11 réflexions au sujet de « Qu’est-ce qu’accepter ? »

    1. Renaud Perronnet Auteur de l’article

      En apparence oui, mais je vous invite à aller plus loin Marie-France.
      Qu’est-ce que l’espérance sinon l’espérance que les choses se passent telles que nous en avons le désir ?
      N’avez-vous pas remarqué que les choses ne se déroulent presque jamais de cette manière ? N’avez-vous pas remarqué que comme le disait le Maître zen Dogen : « Même si on aime les fleurs, elles fanent ; même si on n’aime pas les mauvaises herbes, elles poussent. » ?

      Il n’y a pas de place pour l’espoir parce que l’espoir mène à l’attente qui est le véritable problème car elle mène à la déception et à la frustration.
      Le tragique de la vie, ce sont les espoirs déçus. Swami Prajnanpad répétait : « En entretenant de faux espoirs on ne fait que nourrir la souffrance. »
      Observez le nombre de fois où vos faux espoirs ont été à l’origine de vos souffrances dans votre vie.
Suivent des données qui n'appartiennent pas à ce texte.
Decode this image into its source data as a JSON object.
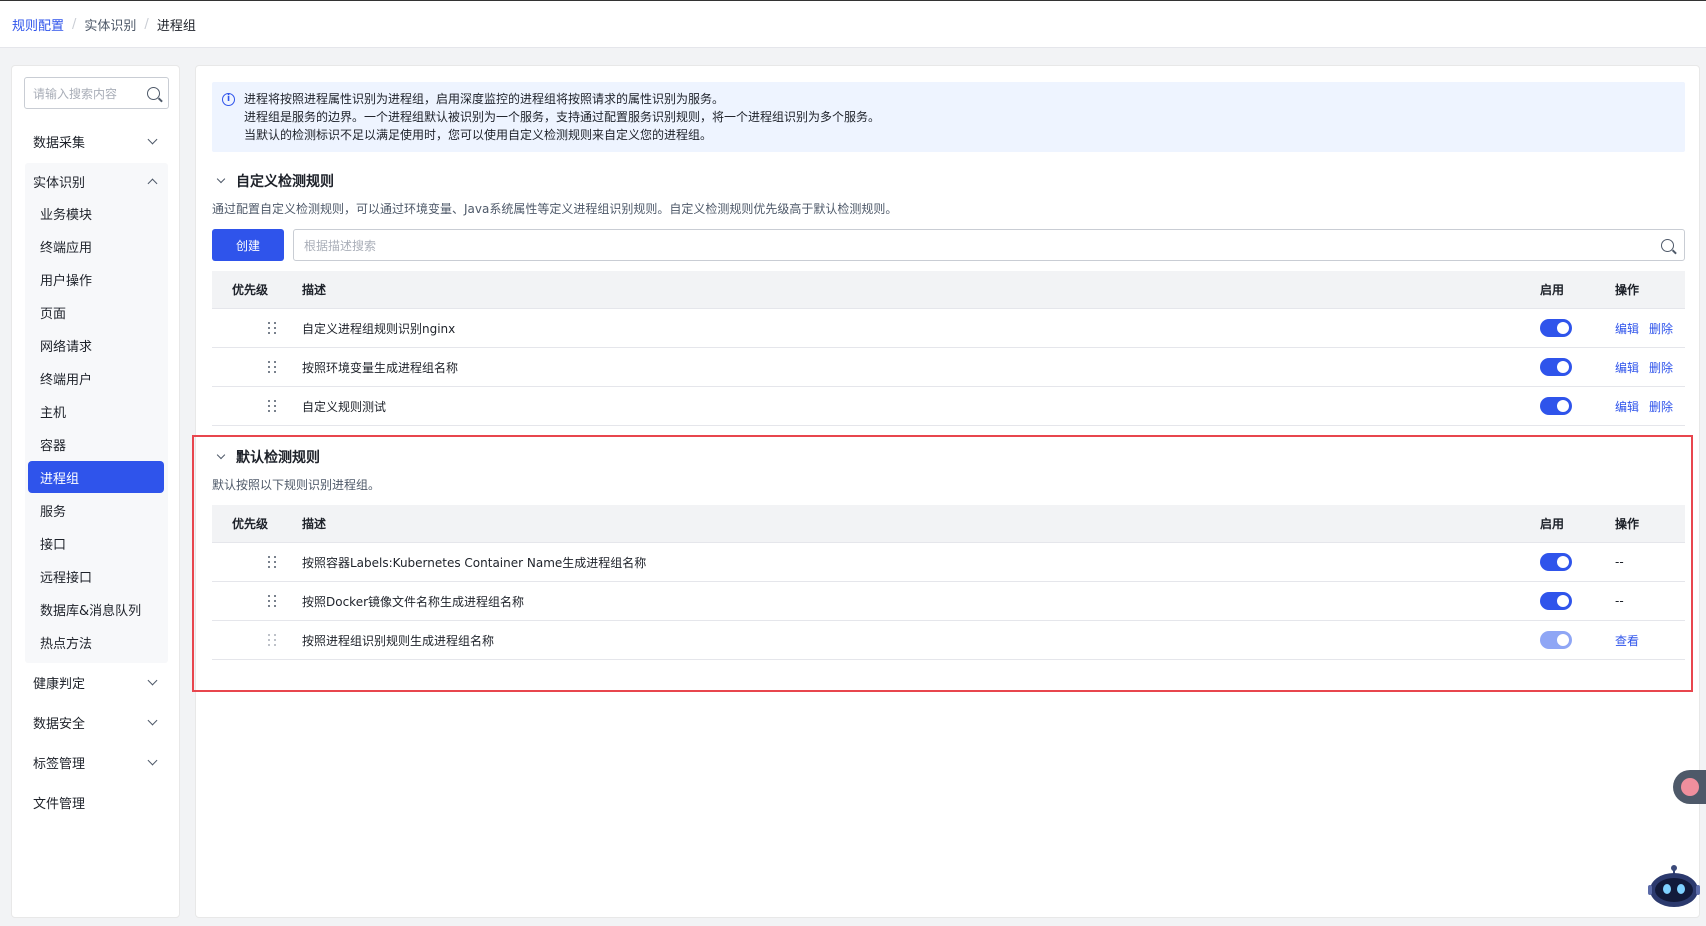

      Accepter les choses telles qu’elles sont ne doit donc pas être une résignation, mais l’acception joyeuse de la personne qui a compris qu’elle n’avait pas d’autre choix que celui d’accepter. Condition nécessaire à la poursuite de la vie : c’est bien parce que vous acceptez d’être tombée que vous pouvez trouver la force en vous-même de vous relever pour poursuivre votre route.
      Tant que vous maugréez sur le fait d’être tombée, vous vous perdez en entretenant votre souffrance et en perdant votre temps.
      C’est en acceptant que les choses se soient passées comme elles se sont passées que vous parviendrez, peu à peu, à vivre une vie davantage pleine et authentique. Vous n’aurez donc plus besoin de l’espoir qui – dans une vie insatisfaisante – est une compensation illusoire puisque les choses n’arrivent , en définitive jamais, comme nous l’aurions espéré.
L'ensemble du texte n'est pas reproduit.